Liquidation Impact on Directors: Personal Liabilities and Disqualifications
If a business falls on hard times and needs to go into liquidation, directors are usually curious about whether or not they are going to be liable for any of the company’s ongoing debts, and also what their general liabilities are towards the company. This is a fair question and will discuss Liquidation’s Impact on Directors throughout the below article.
Protection from Debt
As a general rule, directors of limited companies are usually protected from any kind of personal liability for the debts of the company. The clue is in the name of a limited liability company, which essentially means the company is its own legal entity, so its debts are its own and not that of the director.

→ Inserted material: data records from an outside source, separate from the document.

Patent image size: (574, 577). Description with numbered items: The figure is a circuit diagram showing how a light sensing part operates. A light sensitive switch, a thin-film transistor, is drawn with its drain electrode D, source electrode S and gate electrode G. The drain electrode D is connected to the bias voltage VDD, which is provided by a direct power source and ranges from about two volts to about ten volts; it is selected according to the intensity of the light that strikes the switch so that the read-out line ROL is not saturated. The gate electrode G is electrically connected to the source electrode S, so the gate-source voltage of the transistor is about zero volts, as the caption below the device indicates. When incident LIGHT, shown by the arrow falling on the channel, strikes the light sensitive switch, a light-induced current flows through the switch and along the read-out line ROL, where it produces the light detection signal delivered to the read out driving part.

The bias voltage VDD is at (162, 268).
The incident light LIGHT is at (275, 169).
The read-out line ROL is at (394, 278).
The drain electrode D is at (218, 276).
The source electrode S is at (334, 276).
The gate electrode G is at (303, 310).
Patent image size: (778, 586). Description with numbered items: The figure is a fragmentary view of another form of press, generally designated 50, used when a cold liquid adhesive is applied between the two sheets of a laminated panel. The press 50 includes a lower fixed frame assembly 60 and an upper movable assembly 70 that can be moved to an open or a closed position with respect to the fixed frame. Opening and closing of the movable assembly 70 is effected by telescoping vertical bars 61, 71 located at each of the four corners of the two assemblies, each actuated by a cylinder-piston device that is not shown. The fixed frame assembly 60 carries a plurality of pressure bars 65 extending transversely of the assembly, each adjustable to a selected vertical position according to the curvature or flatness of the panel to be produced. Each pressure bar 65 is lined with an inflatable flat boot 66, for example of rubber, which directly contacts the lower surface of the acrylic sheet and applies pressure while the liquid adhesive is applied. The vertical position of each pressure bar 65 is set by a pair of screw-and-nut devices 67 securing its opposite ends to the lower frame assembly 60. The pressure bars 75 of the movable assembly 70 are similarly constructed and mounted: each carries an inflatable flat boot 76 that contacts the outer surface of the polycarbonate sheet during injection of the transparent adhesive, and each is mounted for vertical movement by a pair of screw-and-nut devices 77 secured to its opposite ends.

One of the main reasons that people start a limited company, even if they are a sole trader or in a partnership for the time being is because they can limit their exposure to business debt by doing so. They are incorporated as distinct legal entities and as such, the court views this as an entity which is separate from the directors who are in charge of the business. More often than not, this is known as the corporate veil.
That being said, it is worth noting that there are some exceptions which would make it so that directors become personally liable for a company’s debts. This usually occurs in situations where creditors need protection from negligent and dishonest conduct by the directors of a company which finds itself in difficult economic times.
If a director is going to be personally responsible for the debt of a business then this is linked in whole to their actions and behaviour. If the company is insolvent then directors need to act in a way which protects creditors and limits loss as much as possible, if they don’t do this then they could become responsible for the creditor’s losses.